Robert Harris’s The Fear Index was a relatively understated novel by the blockbusting standards of the author of Fatherland and Pompeii, in so far as that it wasn’t brimming over with grandstanding Nazis or backstabbing Romans. And so it is perhaps not surprising that his brooding meditation on high finance, artificial intelligence and the demons that drive the super-wealthy has translated into a drab mini-series on Sky Atlantic.
A despondent greyness hangs over the four-part adaptation, which struggles to overcome lustreless cinematography and a plot that unfolds with all the urgency of a hedgehog pottering across a suburban garden. This is a thriller with one finger on the snooze button.
It is chiefly noteworthy for showcasing a rather wrinkled Josh Hartnett, who, in the early 2000s, was the moody star of The Virgin Suicides and Pearl Harbor – a sharp-cheekboned wunderkind who looked set to become the new Keanu Reeves.
But the box office never entirely capitulated to his charms and he eventually quit Hollywood for a quiet life in Surrey with his wife and children.

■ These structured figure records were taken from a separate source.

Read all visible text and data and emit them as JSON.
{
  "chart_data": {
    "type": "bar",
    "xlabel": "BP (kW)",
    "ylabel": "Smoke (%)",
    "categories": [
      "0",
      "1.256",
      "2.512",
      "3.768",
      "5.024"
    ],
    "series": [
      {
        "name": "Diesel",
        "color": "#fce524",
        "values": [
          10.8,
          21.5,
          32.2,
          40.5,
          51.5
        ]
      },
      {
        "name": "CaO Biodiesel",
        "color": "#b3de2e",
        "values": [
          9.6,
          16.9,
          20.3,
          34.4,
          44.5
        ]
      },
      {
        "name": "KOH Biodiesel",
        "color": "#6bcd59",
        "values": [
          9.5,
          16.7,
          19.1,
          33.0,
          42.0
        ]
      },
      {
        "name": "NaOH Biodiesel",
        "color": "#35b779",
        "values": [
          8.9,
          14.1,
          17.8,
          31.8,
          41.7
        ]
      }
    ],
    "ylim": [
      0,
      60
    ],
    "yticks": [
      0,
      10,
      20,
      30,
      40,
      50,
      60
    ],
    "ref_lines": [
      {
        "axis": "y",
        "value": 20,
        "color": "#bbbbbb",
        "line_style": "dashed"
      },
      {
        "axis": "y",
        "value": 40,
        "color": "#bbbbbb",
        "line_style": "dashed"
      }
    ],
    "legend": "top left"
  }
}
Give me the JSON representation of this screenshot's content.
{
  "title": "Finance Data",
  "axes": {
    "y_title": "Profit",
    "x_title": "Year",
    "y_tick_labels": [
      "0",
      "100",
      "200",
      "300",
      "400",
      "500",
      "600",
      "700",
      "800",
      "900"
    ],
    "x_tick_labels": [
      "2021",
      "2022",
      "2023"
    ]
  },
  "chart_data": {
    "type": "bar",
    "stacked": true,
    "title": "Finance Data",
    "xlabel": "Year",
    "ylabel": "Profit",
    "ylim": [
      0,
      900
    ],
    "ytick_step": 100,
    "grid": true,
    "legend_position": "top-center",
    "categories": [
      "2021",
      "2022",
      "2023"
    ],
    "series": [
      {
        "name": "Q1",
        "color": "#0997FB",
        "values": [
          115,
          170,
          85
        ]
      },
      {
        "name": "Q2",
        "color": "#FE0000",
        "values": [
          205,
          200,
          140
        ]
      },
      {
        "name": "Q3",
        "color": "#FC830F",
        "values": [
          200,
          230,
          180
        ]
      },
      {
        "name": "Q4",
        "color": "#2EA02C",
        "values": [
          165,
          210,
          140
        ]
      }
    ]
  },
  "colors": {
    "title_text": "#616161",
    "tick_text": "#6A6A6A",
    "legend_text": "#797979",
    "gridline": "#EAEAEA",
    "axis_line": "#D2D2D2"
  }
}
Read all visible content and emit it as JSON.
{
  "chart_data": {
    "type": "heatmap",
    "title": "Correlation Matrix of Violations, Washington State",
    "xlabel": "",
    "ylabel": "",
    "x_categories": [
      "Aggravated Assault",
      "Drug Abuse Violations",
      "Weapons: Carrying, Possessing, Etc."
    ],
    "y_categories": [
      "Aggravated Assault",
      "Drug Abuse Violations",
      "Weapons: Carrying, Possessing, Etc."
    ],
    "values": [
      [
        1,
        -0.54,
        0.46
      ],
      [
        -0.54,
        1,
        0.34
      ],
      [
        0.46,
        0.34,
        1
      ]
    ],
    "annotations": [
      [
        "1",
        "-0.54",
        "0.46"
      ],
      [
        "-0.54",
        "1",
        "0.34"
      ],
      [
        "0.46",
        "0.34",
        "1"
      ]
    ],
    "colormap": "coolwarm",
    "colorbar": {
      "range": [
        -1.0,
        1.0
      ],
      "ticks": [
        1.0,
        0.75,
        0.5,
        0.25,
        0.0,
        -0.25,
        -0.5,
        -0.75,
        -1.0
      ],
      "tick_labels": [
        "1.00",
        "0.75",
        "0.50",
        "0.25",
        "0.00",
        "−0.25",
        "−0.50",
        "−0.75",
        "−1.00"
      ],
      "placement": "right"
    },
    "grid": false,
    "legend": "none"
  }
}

He returns in The Fear Index as a care-worn 40-something, that matinee idol profile replaced by worry lines and dad-hair.
He plays Dr Alex Hoffman, an American hedge fund manager in Geneva who is obsessed with the human impulse towards fear – an aspect of psychology which, he believes, drives financial markets. Hoffman has done well out of psychoanalysing the masses, living in a huge house by the lake with glamorous art-dealer wife Gabby (I Hate Suzie’s Leila Farzad).
Yet if Hoffman’s home is shiny and vast, his past is murky and full of unexplored cubbyholes. He was once a high-flyer at the European nuclear research agency Cern, but left under controversial circumstances. What happened at Cern? And why has he kept his mental breakdown of several years ago secret from Gabby?